While payment plans are necessary, students face several issues with Wesleyan’s financial policies and enforcement of them. Cartoon by Hannah Onder

Who was excited for Texas Wesleyan to get payment plans in the fall of 2018?

If you’re a student, probably not so much, especially if you got to experience the glorious time before payment plans.

Payment plans are necessary to keep the university from going into debt.

In a Rambler article from September 2018, Vice President of Enrollment, Marketing, and Communications John Veilleux said that due to students not paying for classes, the university ended up being in more than $1 million in bad debt. This is what spawned the payment plans.

“We need to put in best practices that allow us to meet our financial obligations as a university as a business,” Veilleux said in the September 2018 article. “We don’t do the student a favor, and we don’t do the university a favor by not being able to pay our bills.”

While payment plans are a necessary addition for some students who just weren’t keeping up with their payments, there’s reasons why the rest of us students who are paying their tuition aren’t happy about them.
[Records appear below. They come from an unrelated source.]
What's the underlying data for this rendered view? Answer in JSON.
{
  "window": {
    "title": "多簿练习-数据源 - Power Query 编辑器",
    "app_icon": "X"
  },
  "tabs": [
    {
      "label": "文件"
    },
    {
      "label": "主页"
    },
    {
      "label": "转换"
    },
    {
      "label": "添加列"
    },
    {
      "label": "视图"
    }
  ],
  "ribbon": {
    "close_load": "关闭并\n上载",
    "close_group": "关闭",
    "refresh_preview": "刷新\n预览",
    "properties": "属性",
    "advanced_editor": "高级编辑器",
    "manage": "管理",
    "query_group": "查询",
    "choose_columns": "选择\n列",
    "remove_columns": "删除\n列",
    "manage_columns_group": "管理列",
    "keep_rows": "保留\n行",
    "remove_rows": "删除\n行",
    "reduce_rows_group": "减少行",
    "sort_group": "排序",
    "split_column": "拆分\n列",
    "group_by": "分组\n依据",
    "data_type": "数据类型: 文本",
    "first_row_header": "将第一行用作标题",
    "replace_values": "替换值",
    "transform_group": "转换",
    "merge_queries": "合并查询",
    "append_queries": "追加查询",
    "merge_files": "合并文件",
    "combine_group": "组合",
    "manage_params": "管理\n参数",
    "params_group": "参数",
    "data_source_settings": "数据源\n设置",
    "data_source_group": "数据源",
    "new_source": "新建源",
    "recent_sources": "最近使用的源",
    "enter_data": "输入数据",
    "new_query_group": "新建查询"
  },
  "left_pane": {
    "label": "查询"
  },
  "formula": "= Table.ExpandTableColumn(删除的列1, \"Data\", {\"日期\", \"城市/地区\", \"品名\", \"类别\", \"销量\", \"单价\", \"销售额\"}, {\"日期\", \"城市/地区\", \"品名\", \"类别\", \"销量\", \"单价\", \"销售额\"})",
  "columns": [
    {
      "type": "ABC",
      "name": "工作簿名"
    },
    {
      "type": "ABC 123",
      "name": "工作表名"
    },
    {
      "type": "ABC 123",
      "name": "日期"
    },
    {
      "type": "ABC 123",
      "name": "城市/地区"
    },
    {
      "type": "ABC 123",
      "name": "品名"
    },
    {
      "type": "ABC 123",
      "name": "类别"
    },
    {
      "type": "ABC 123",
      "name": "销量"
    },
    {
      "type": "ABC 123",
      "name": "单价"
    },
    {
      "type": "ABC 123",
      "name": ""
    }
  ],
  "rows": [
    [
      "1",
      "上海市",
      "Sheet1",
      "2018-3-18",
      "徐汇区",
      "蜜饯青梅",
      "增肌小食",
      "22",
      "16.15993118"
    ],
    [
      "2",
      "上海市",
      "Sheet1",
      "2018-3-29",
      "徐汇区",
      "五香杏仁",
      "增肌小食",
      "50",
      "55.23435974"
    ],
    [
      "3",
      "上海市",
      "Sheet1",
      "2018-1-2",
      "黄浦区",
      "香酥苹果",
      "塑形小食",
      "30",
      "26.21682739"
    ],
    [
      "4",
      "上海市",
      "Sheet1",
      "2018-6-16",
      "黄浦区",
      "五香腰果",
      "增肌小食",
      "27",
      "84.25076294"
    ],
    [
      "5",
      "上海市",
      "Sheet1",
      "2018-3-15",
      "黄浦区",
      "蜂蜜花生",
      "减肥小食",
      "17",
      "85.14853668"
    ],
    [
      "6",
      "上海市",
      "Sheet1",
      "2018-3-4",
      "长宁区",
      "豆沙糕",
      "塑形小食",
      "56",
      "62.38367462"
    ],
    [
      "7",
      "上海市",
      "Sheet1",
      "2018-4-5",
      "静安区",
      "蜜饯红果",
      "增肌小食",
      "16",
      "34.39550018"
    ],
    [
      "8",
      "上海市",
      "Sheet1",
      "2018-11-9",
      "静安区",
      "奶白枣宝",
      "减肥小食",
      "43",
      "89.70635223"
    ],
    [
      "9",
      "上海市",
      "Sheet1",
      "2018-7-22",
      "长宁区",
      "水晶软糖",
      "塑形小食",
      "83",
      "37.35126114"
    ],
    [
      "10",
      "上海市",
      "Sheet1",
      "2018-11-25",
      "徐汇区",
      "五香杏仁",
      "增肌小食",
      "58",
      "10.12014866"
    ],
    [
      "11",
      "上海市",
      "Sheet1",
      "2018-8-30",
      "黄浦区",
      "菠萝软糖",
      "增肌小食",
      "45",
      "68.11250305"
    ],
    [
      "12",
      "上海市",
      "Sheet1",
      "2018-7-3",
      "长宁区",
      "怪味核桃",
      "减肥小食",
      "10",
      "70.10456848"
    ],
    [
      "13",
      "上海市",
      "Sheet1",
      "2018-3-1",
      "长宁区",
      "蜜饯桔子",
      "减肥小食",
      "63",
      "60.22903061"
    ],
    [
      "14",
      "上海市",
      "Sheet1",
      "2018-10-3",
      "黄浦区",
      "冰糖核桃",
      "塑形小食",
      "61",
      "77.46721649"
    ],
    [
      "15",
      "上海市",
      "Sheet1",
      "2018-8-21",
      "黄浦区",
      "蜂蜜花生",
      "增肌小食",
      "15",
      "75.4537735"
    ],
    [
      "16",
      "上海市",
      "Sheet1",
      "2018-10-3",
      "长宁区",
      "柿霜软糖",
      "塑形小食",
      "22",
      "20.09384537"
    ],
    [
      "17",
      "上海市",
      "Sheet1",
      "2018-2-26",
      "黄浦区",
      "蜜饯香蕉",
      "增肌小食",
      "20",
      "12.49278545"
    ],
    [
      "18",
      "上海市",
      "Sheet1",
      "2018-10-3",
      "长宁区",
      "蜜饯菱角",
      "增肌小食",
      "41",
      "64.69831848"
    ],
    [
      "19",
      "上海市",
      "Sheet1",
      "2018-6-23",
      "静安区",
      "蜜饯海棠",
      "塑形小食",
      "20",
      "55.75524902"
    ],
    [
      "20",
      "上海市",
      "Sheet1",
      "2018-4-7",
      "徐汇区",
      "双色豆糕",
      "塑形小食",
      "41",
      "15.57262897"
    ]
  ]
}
1) Forced sign-up with threat of deregistration:

While the threat of deregistration for not paying for classes is valid reasoning, Wesleyan can be a little premature with deregistration sometimes. Therefore, students that don’t need to set up payment plans are forced to set them and pay the convenience fee to avoid being deregistered.

One way this occurs is when students have external scholarships coming in. The external scholarships aren’t counted until the check is sitting in the university’s hands even if students have all the documentation, correspondence with the donor, or even an estimated date of when the check will arrive. Students shouldn’t be punished for bringing in external scholarships to the university.
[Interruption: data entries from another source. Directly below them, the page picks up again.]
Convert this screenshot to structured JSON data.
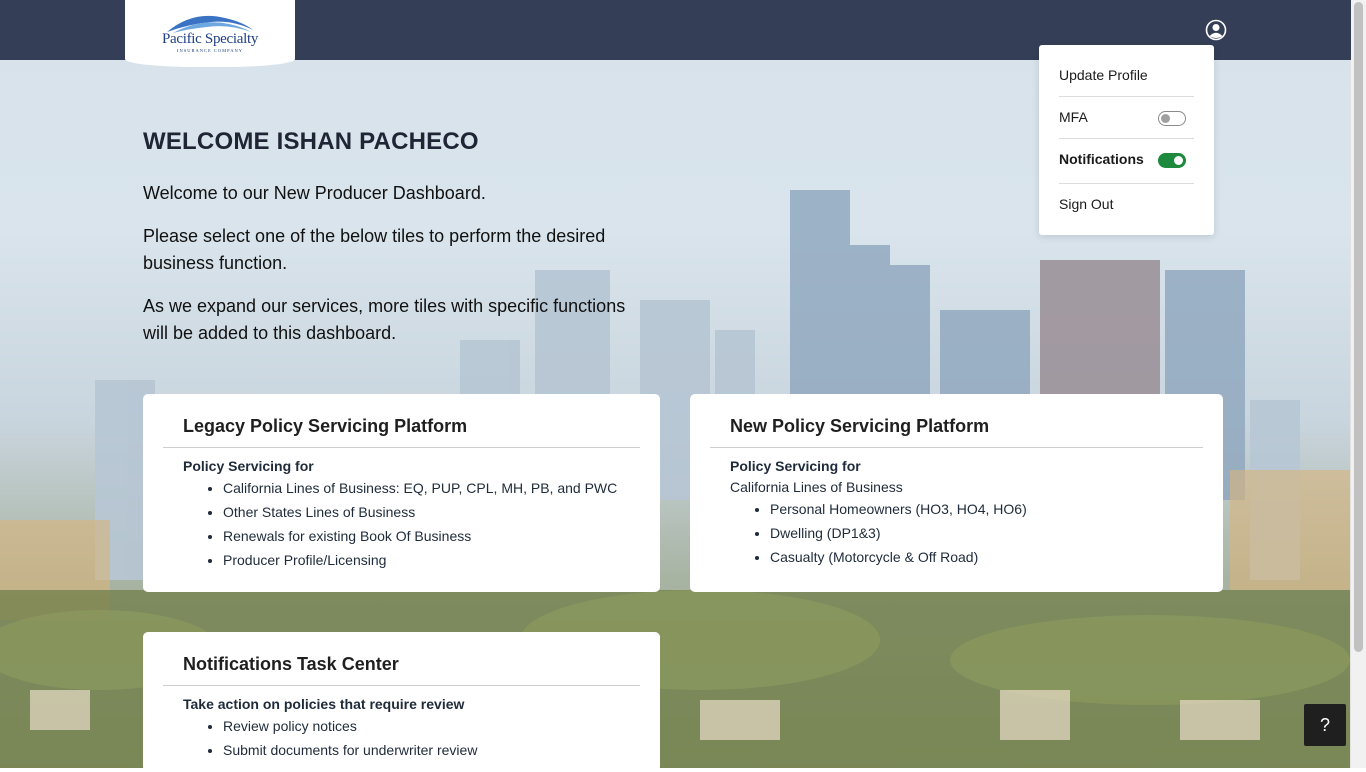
{
  "logo": {
    "name": "Pacific Specialty",
    "tagline": "INSURANCE COMPANY"
  },
  "user_menu": {
    "update_profile": "Update Profile",
    "mfa_label": "MFA",
    "mfa_enabled": false,
    "notifications_label": "Notifications",
    "notifications_enabled": true,
    "sign_out": "Sign Out"
  },
  "welcome": {
    "title": "WELCOME ISHAN PACHECO",
    "line1": "Welcome to our New Producer Dashboard.",
    "line2": "Please select one of the below tiles to perform the desired business function.",
    "line3": "As we expand our services, more tiles with specific functions will be added to this dashboard."
  },
  "cards": {
    "legacy": {
      "title": "Legacy Policy Servicing Platform",
      "subtitle": "Policy Servicing for",
      "items": [
        "California Lines of Business: EQ, PUP, CPL, MH, PB, and PWC",
        "Other States Lines of Business",
        "Renewals for existing Book Of Business",
        "Producer Profile/Licensing"
      ]
    },
    "new": {
      "title": "New Policy Servicing Platform",
      "subtitle": "Policy Servicing for",
      "line": "California Lines of Business",
      "items": [
        "Personal Homeowners (HO3, HO4, HO6)",
        "Dwelling (DP1&3)",
        "Casualty (Motorcycle & Off Road)"
      ]
    },
    "notifications": {
      "title": "Notifications Task Center",
      "subtitle": "Take action on policies that require review",
      "items": [
        "Review policy notices",
        "Submit documents for underwriter review"
      ]
    }
  },
  "help_button": "?",
  "colors": {
    "header": "#343f57",
    "toggle_on": "#1e8a3e"
  }
}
2) Large payments up front:

Students that were used to being able to make payments as they got the money throughout the semester are now having to come up with either the full semester’s tuition payment of more than $15,000 or pay $1,500 up front followed by 30% of their tuition less than a month later.
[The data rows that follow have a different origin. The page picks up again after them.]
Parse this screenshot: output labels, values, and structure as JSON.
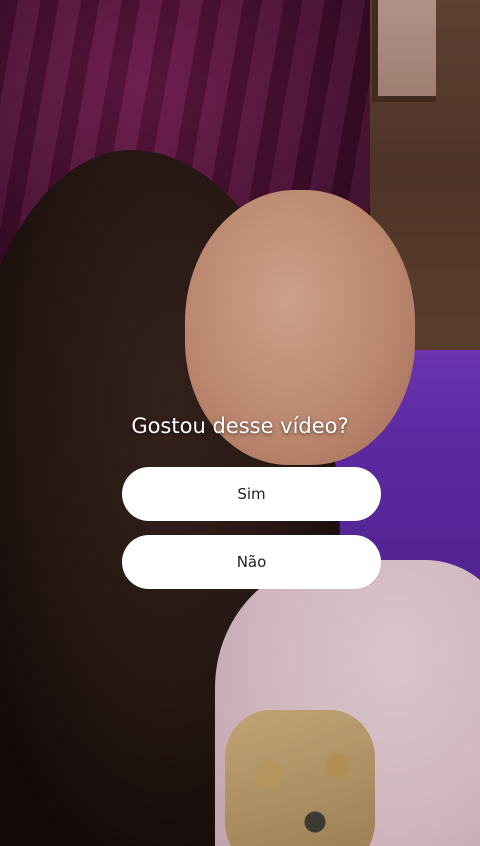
{
  "poll": {
    "question": "Gostou desse vídeo?",
    "options": [
      {
        "label": "Sim"
      },
      {
        "label": "Não"
      }
    ]
  },
  "colors": {
    "option_background": "#ffffff",
    "option_text": "#222222",
    "question_text": "#ffffff"
  }
}
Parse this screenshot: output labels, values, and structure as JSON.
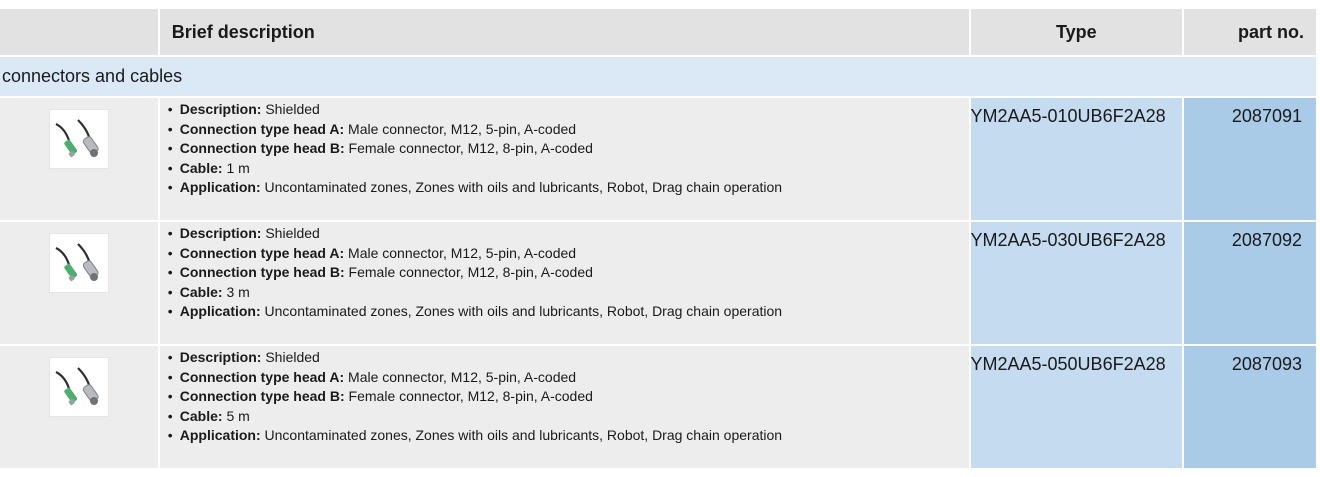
{
  "header": {
    "description": "Brief description",
    "type": "Type",
    "part_no": "part no."
  },
  "group": {
    "title": "connectors and cables"
  },
  "rows": [
    {
      "image_icon": "cable-connector-icon",
      "specs": [
        {
          "label": "Description:",
          "value": "Shielded"
        },
        {
          "label": "Connection type head A:",
          "value": "Male connector, M12, 5-pin, A-coded"
        },
        {
          "label": "Connection type head B:",
          "value": "Female connector, M12, 8-pin, A-coded"
        },
        {
          "label": "Cable:",
          "value": "1 m"
        },
        {
          "label": "Application:",
          "value": "Uncontaminated zones, Zones with oils and lubricants, Robot, Drag chain operation"
        }
      ],
      "type": "YM2AA5-010UB6F2A28",
      "part_no": "2087091"
    },
    {
      "image_icon": "cable-connector-icon",
      "specs": [
        {
          "label": "Description:",
          "value": "Shielded"
        },
        {
          "label": "Connection type head A:",
          "value": "Male connector, M12, 5-pin, A-coded"
        },
        {
          "label": "Connection type head B:",
          "value": "Female connector, M12, 8-pin, A-coded"
        },
        {
          "label": "Cable:",
          "value": "3 m"
        },
        {
          "label": "Application:",
          "value": "Uncontaminated zones, Zones with oils and lubricants, Robot, Drag chain operation"
        }
      ],
      "type": "YM2AA5-030UB6F2A28",
      "part_no": "2087092"
    },
    {
      "image_icon": "cable-connector-icon",
      "specs": [
        {
          "label": "Description:",
          "value": "Shielded"
        },
        {
          "label": "Connection type head A:",
          "value": "Male connector, M12, 5-pin, A-coded"
        },
        {
          "label": "Connection type head B:",
          "value": "Female connector, M12, 8-pin, A-coded"
        },
        {
          "label": "Cable:",
          "value": "5 m"
        },
        {
          "label": "Application:",
          "value": "Uncontaminated zones, Zones with oils and lubricants, Robot, Drag chain operation"
        }
      ],
      "type": "YM2AA5-050UB6F2A28",
      "part_no": "2087093"
    }
  ],
  "colors": {
    "header_bg": "#e2e2e2",
    "group_bg": "#dae9f5",
    "row_bg": "#ededed",
    "type_bg": "#c4dbf0",
    "part_bg": "#a9cbe8",
    "connector_green": "#4caf6e"
  }
}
If students are on the payment plan in the first place, they most likely don’t have large sums of money like $4,000 laying around. Paying students shouldn’t be punished for the students that didn’t pay their tuition and left the university with their debt.

3) Convenience fees:

Tuition is already expensive enough. Does the university really need to add on $25 non-refundable convenience fee in addition to the $2.95 service fee students get charged every time they make a payment? There’s nothing convenient about another fee when people are already struggling to make enough to pay for the actual tuition.

4) Communication errors:

There’s nothing more annoying than when students come to the financial aid office and are told one thing and then are told something different by the cashier’s office, or vice versa. Or when there’s a mix-up in their paperwork and it’s the student’s responsibility to catch it or suffer the consequences whether that be deregistration, less financial aid, late fees, etc. For the amount of tuition students pay, the university needs to do a better job of communicating between offices and catching errors in documentation if something looks weird.

Some of these complaints are typical of other universities, but that doesn’t mean Wesleyan has to follow the pack with them.

For example, there are convenience fees at both Texas Christian University and the University of Texas at Arlington, so it isn’t unusual. But it would be nice if students didn’t have to pay them.
Obviously, TCU and UTA both have payment plans, but TCU offers a way to get out of having a payment plan if students have paid 20 percent of tuition and then have the rest of it paid off after the first month of classes. This could be a potentially useful solution to students at Wesleyan waiting on external scholarships.

Another solution is for Wesleyan to let students that have proven reliable at paying tuition have the freedom to opt out of the payment plans. If the student fails at making the payment by the end of the semester, they could be put back on the payment plans again for the next semester.

This solution would keep the people that need to be on the payment plans on them, while allowing the students that have proven they can keep up with their own payments the freedom to make their own payments when they have the money.

That way, people don’t have to register for payment plans if they don’t need them or pay the additional charges, and Wesleyan will still have a method for helping people keep up with payments if they need it.

While payment plans are necessary, students face several issues with Wesleyan’s financial policies and enforcement of them.